Tampa Bay Succulents
I’m back from Florida, and while I didn’t make it all the way to Tampa, I did get a comment on the blog from a garden writer there, Penny Carnathan.
She occasionally blogs about some of the great succulents they can grow outside in Florida that we have to bring inside.
Plant No. 5 – Desert rose (Adenium obesum)
This isn’t my desert rose, but it looks just like it. My blooms haven’t opened and, in fact, the leaves are curling up and dropping at an astonishingly fast pace. But that’s normal! It’s winter. This is dormant time for desert rose.
The tips I’ve learned for this plant: Don’t water during the winter, when it’s natural to drop leaves and go dormant. (I take mine inside during winter rains.) In the growing months, it needs lots of sun, and water and fertilizer about once a month. Prune after it blooms and you’ll be rewarded with more branching and more blooms.
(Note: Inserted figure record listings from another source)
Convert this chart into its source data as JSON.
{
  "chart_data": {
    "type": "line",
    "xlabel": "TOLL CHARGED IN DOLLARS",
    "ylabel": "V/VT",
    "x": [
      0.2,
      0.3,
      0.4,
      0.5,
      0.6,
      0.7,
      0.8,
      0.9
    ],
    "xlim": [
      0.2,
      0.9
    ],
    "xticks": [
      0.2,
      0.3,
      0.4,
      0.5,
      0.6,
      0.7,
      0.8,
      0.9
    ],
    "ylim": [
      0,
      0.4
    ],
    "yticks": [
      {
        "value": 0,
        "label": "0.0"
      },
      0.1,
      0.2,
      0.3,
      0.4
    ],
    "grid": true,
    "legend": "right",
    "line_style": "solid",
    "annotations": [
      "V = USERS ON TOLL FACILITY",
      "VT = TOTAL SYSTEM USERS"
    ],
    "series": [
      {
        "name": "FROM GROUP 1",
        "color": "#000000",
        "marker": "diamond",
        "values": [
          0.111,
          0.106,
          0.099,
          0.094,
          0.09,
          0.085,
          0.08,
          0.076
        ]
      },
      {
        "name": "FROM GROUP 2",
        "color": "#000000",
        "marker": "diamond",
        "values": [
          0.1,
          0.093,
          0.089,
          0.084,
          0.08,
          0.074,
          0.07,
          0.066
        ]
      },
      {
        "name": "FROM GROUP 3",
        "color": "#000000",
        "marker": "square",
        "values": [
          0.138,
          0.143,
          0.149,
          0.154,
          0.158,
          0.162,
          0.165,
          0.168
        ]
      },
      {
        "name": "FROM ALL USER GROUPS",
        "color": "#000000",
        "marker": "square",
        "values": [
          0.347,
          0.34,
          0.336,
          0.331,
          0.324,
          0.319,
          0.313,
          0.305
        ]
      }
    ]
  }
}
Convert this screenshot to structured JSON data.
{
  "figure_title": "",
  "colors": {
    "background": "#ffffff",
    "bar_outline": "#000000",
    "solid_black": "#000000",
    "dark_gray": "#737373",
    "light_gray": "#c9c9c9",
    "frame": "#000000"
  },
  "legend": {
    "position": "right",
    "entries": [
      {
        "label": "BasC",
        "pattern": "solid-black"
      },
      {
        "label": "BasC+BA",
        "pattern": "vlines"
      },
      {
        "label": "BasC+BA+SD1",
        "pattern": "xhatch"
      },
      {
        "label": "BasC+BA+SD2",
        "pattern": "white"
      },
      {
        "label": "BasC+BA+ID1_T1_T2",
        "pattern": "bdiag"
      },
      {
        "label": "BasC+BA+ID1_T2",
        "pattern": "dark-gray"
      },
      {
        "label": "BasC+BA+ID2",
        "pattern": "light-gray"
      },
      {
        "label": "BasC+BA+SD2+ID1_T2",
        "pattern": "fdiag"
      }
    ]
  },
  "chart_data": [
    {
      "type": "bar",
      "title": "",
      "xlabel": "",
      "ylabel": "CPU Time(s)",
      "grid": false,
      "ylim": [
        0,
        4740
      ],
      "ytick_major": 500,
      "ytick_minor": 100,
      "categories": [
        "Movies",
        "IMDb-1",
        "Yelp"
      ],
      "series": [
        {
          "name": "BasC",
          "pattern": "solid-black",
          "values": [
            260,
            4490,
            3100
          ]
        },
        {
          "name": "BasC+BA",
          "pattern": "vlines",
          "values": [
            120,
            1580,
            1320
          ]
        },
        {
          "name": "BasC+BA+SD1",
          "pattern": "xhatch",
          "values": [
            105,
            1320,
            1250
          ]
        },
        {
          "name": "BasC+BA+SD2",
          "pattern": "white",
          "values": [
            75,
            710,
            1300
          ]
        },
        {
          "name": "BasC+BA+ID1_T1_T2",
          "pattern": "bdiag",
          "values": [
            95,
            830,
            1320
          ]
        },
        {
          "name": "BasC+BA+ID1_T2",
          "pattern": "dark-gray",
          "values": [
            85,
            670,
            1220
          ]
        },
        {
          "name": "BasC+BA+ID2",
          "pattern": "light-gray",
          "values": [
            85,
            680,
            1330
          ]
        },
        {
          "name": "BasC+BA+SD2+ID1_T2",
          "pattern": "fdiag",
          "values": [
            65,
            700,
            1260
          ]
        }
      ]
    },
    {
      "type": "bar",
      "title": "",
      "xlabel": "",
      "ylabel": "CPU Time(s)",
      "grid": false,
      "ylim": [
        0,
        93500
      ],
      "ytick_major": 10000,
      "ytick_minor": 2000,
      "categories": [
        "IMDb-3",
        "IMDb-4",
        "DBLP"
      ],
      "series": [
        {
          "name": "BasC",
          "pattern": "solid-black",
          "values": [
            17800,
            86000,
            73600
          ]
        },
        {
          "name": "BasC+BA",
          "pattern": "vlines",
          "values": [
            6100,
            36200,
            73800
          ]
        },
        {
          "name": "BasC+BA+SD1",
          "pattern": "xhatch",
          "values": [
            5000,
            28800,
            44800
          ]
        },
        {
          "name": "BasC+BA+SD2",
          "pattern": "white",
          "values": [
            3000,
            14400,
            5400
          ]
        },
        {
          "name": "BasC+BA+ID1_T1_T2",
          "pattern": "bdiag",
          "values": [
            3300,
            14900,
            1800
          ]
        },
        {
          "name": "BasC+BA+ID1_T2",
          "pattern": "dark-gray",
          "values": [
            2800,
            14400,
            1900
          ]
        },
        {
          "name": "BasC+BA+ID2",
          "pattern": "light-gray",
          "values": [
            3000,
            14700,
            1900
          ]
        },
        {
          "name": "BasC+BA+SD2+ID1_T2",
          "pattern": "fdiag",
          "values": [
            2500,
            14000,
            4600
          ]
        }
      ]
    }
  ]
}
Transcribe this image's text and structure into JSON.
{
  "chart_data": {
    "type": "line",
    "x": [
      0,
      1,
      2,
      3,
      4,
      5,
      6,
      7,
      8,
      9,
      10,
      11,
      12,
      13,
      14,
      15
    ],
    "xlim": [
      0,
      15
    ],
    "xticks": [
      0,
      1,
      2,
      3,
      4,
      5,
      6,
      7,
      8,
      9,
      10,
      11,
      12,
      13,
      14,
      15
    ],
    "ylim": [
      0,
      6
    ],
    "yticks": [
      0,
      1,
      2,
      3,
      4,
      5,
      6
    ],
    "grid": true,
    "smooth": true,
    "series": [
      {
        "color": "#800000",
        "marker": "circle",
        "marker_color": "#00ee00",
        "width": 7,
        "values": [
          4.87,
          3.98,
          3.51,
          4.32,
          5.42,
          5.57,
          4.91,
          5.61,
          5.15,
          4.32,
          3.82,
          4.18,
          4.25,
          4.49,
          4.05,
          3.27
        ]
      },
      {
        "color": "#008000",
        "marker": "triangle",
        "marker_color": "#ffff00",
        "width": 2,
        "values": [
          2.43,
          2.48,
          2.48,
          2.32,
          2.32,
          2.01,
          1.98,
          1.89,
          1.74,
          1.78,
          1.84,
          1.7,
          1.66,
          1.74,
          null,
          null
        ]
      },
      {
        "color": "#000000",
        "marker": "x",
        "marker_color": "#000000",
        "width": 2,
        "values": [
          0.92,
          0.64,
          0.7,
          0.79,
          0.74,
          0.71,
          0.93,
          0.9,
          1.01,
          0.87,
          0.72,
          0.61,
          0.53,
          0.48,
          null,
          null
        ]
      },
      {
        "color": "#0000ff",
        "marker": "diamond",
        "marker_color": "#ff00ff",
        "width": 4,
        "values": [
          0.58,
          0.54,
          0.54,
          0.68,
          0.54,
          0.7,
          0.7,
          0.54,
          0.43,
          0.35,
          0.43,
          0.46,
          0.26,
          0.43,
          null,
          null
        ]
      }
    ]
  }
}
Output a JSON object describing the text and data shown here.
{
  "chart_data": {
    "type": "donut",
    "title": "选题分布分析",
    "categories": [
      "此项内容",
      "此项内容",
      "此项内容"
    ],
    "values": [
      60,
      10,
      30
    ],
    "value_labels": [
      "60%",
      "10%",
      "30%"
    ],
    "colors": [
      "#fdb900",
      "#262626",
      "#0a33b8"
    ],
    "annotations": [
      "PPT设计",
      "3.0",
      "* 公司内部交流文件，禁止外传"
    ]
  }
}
There are a lot of cultivars of this plant out in the trade all with slightly different flower colors, or completely different flower colors. On this trip we saw new Adenium cultivars growing as full blown shrubs with flowers constantly, and completely covered in glossy green leaves. Apparently if you live in the right climate, it can work! We grow them primarily for the caudex and the up to twice a year flowers.